Tony-winner Matt Doyle at Feinstein's: the 'Company' Star Comes Home

by Jim Gladstone

Bay Area Reporter

Tuesday September 6, 2022

When Matt Doyle first performed at Feinstein's at the Nikko in 2019, he was a Broadway up-and-comer whose San Francisco draw was surely bolstered by the fact that he grew up in Marin County. He returns to Feinstein's this weekend as a bonafide Broadway star, friends and family discounts be damned.

Doyle is now recognized by theater cognoscenti as the recipient of one of two Tonys awarded to cast members of the recently closed revival of Stephen Sondheim's "Company." The other went home with a certain Ms. Patti Lupone.


"I did those shows in San Francisco six months before I got cast in 'Company,'" said a relaxed and affable Doyle as he recalled his hometown cabaret debut in a recent phone interview with the Bay Area Reporter. At that point, Doyle's Broadway musical experience included replacing prior cast members in the long-runs of "Spring Awakening" and "The Book of Mormon."

"I always like to open with something that's really stuck with me emotionally for some reason or other, so for those two nights I did 'One Song Glory' from 'Rent,' which was an earworm for me as a teenager in Ross, obsessed with pop music and musicals."

This go-round, said Doyle, "I'll start with a big song from the show that's changed my life."

That'd be Stephen Sondheim's indelible "Being Alive," the urgent expression of perseverance, partnership and gratitude that became a mantra for Doyle and his entire "Company" company after the Coronavirus pandemic shut down the production after nine previews in March 2020. Their waiting game of unemployment and loose ends lasted until November 15, 2021 when previews resumed with the composer/lyricist in the audience.

Eleven days later, Sondheim died at age 91, and in another eleven, the show officially opened. Like every Broadway show last season, "Company" struggled with backstage contagion and the consequent shuffle of understudies. But the show went on to garner more Tony nominations than any of the year's other musicals.

"The song has stuck with me in so many different ways," says Doyle, reflecting on his bittersweet but ultimately triumphant "Company" journey. "It's attached itself to me in a way that goes even beyond the relevance of the lyrics because it's something I kept playing and singing to myself throughout the profound experience of the past three years."

Making the experience all the more resonant was the fact that Doyle is the first actor to ever play the role of Jamie, who like himself is gay, in "Company" on Broadway. From the 1971 premiere production until director Marianne Elliott's 2018 London revival, the character was a woman named Amy.

Contemporary Switch
But Elliott was not interested in presenting the show as a period piece and thought that Amy no longer felt like a believable contemporary woman. With same-sex marriage legal but still a relatively untried concept, she thought that the character's wedding day jitters were more fitting for a gay male character. And with Sondheim's approval and consultation, Amy became Jamie, played by Jonathan Bailey ("Bridgerton") in London, then by Doyle in New York. (Similarly, the lead character, Bobbie — played by Katrina Lenk on Broadway — was Robert prior to Elliott's revamp).

"The most fascinating thing about the gender flip," said Doyle, who was previously directed by Elliott in "Warhorse" on Broadway, "is that virtually all of the text and lyrics stayed exactly the same. But there was a single line of dialogue added, between Jamie and his fiancé Paul: 'Just because we can doesn't mean we should.'"


After seven years together, including intense pandemic quarantining in their one-bedroom apartment, Doyle and his partner, Max Clayton — also an actor, currently working as Hugh Jackman's standby in "The Music Man" — are in no rush to tie the knot themselves.

"We really work so well together," said Doyle. "Plus both of us have sisters who got married over the past couple years, and you never want to step on that!

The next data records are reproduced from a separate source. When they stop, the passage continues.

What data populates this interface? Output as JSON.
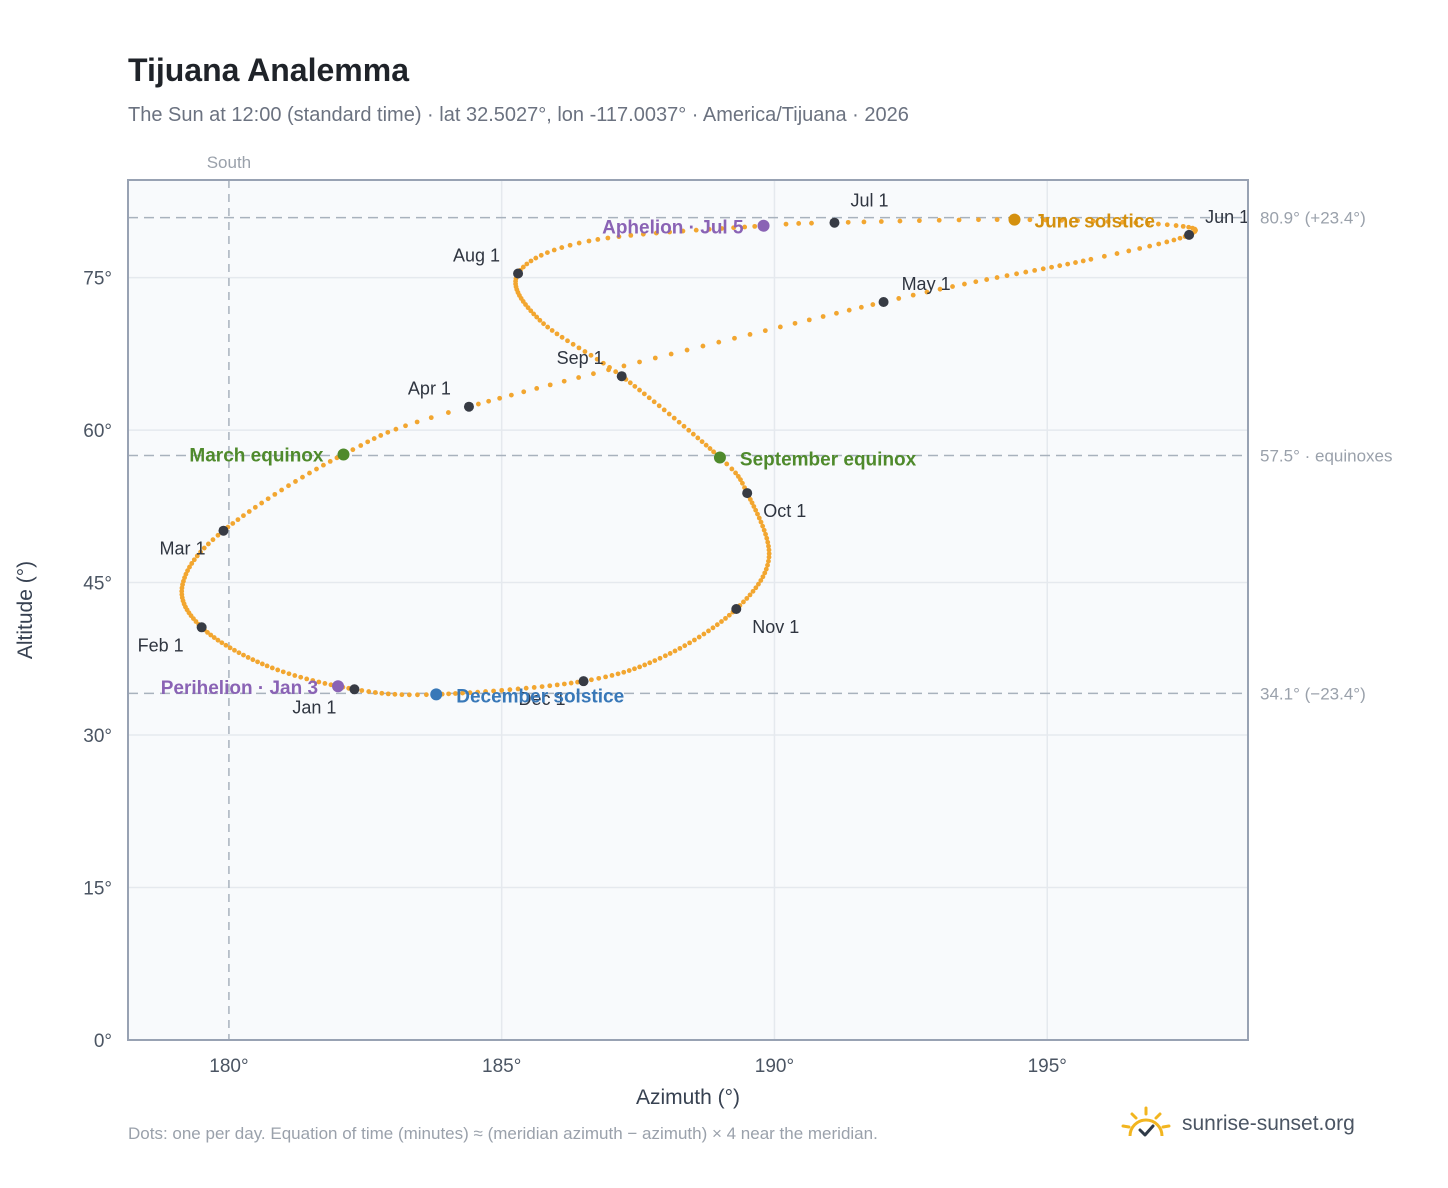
{
  "title": "Tijuana Analemma",
  "subtitle": "The Sun at 12:00 (standard time) · lat 32.5027°, lon -117.0037° · America/Tijuana · 2026",
  "footnote": "Dots: one per day. Equation of time (minutes) ≈ (meridian azimuth − azimuth) × 4 near the meridian.",
  "brand": {
    "text": "sunrise-sunset.org",
    "icon": "sun-logo-icon"
  },
  "colors": {
    "path": "#f2a630",
    "month": "#373b44",
    "equinox": "#4f8a2c",
    "june_solstice": "#d4900e",
    "december_solstice": "#3878b8",
    "aphelion_perihelion": "#8a63b5",
    "grid": "#e5e9ee",
    "plot_bg": "#f8fafc",
    "axis": "#98a2b3",
    "ref_line": "#a8b2bd"
  },
  "chart_data": {
    "type": "scatter",
    "xlabel": "Azimuth (°)",
    "ylabel": "Altitude (°)",
    "xlim": [
      178.15,
      198.68
    ],
    "ylim": [
      0,
      84.6
    ],
    "xticks": [
      180,
      185,
      190,
      195
    ],
    "yticks": [
      0,
      15,
      30,
      45,
      60,
      75
    ],
    "x_tick_labels": [
      "180°",
      "185°",
      "190°",
      "195°"
    ],
    "y_tick_labels": [
      "0°",
      "15°",
      "30°",
      "45°",
      "60°",
      "75°"
    ],
    "grid": true,
    "south_marker": {
      "azimuth": 180,
      "label": "South"
    },
    "reference_lines": [
      {
        "altitude": 80.9,
        "label": "80.9° (+23.4°)"
      },
      {
        "altitude": 57.5,
        "label": "57.5° · equinoxes"
      },
      {
        "altitude": 34.1,
        "label": "34.1° (−23.4°)"
      }
    ],
    "month_markers": [
      {
        "label": "Jan 1",
        "azimuth": 182.3,
        "altitude": 34.5
      },
      {
        "label": "Feb 1",
        "azimuth": 179.5,
        "altitude": 40.6
      },
      {
        "label": "Mar 1",
        "azimuth": 179.9,
        "altitude": 50.1
      },
      {
        "label": "Apr 1",
        "azimuth": 184.4,
        "altitude": 62.3
      },
      {
        "label": "May 1",
        "azimuth": 192.0,
        "altitude": 72.6
      },
      {
        "label": "Jun 1",
        "azimuth": 197.6,
        "altitude": 79.2
      },
      {
        "label": "Jul 1",
        "azimuth": 191.1,
        "altitude": 80.4
      },
      {
        "label": "Aug 1",
        "azimuth": 185.3,
        "altitude": 75.4
      },
      {
        "label": "Sep 1",
        "azimuth": 187.2,
        "altitude": 65.3
      },
      {
        "label": "Oct 1",
        "azimuth": 189.5,
        "altitude": 53.8
      },
      {
        "label": "Nov 1",
        "azimuth": 189.3,
        "altitude": 42.4
      },
      {
        "label": "Dec 1",
        "azimuth": 186.5,
        "altitude": 35.3
      }
    ],
    "events": [
      {
        "label": "March equinox",
        "azimuth": 182.1,
        "altitude": 57.6,
        "kind": "equinox"
      },
      {
        "label": "September equinox",
        "azimuth": 189.0,
        "altitude": 57.3,
        "kind": "equinox"
      },
      {
        "label": "June solstice",
        "azimuth": 194.4,
        "altitude": 80.7,
        "kind": "june_solstice"
      },
      {
        "label": "December solstice",
        "azimuth": 183.8,
        "altitude": 34.0,
        "kind": "december_solstice"
      },
      {
        "label": "Aphelion · Jul 5",
        "azimuth": 189.8,
        "altitude": 80.1,
        "kind": "aphelion_perihelion"
      },
      {
        "label": "Perihelion · Jan 3",
        "azimuth": 182.0,
        "altitude": 34.8,
        "kind": "aphelion_perihelion"
      }
    ],
    "path_anchors": [
      {
        "day": 0,
        "azimuth": 182.3,
        "altitude": 34.5
      },
      {
        "day": 15,
        "azimuth": 180.7,
        "altitude": 36.8
      },
      {
        "day": 31,
        "azimuth": 179.5,
        "altitude": 40.6
      },
      {
        "day": 45,
        "azimuth": 179.15,
        "altitude": 44.8
      },
      {
        "day": 59,
        "azimuth": 179.9,
        "altitude": 50.1
      },
      {
        "day": 78,
        "azimuth": 182.1,
        "altitude": 57.6
      },
      {
        "day": 90,
        "azimuth": 184.4,
        "altitude": 62.3
      },
      {
        "day": 120,
        "azimuth": 192.0,
        "altitude": 72.6
      },
      {
        "day": 140,
        "azimuth": 195.8,
        "altitude": 76.8
      },
      {
        "day": 151,
        "azimuth": 197.6,
        "altitude": 79.2
      },
      {
        "day": 160,
        "azimuth": 197.2,
        "altitude": 80.2
      },
      {
        "day": 171,
        "azimuth": 194.4,
        "altitude": 80.7
      },
      {
        "day": 181,
        "azimuth": 191.1,
        "altitude": 80.4
      },
      {
        "day": 185,
        "azimuth": 189.8,
        "altitude": 80.1
      },
      {
        "day": 200,
        "azimuth": 186.6,
        "altitude": 78.6
      },
      {
        "day": 212,
        "azimuth": 185.3,
        "altitude": 75.4
      },
      {
        "day": 228,
        "azimuth": 185.7,
        "altitude": 70.8
      },
      {
        "day": 243,
        "azimuth": 187.2,
        "altitude": 65.3
      },
      {
        "day": 265,
        "azimuth": 189.0,
        "altitude": 57.3
      },
      {
        "day": 273,
        "azimuth": 189.5,
        "altitude": 53.8
      },
      {
        "day": 290,
        "azimuth": 189.9,
        "altitude": 47.5
      },
      {
        "day": 304,
        "azimuth": 189.3,
        "altitude": 42.4
      },
      {
        "day": 320,
        "azimuth": 188.0,
        "altitude": 37.8
      },
      {
        "day": 334,
        "azimuth": 186.5,
        "altitude": 35.3
      },
      {
        "day": 354,
        "azimuth": 183.8,
        "altitude": 34.0
      },
      {
        "day": 365,
        "azimuth": 182.3,
        "altitude": 34.5
      }
    ]
  }
}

We call each other partners and have for years, and yet now there are people who say, 'But he's not your husband.' It's almost like we have to go an extra mile now."

"Personally," said Doyle. "I know a million gay couples and they all have their own sets of rules and their own ways of finding joy within their relationships. I remember when gay marriage passed, people were running to the altar like crazy. I was in love then myself, but I was a kid and it just didn't make sense. When we were working on the show, we talked about the need to recognize this elephant in the room. It's not exactly the same for us. I wanted to explore this extra anxiety into the character, the added pressure of not knowing how to fit in this hetero-normative institution."

The opportunity to play a role with such a distinct connection to his own life undoubtedly fueled Doyle's Tony-winning performance.

"I'm sitting in my living room staring at the trophy right now," said Doyle. "I look at it and think it's just so weird that this happened, it's an unbelievable dream come true. People in the business are more aware of me now and presenting me with sorts of opportunities I haven't had before."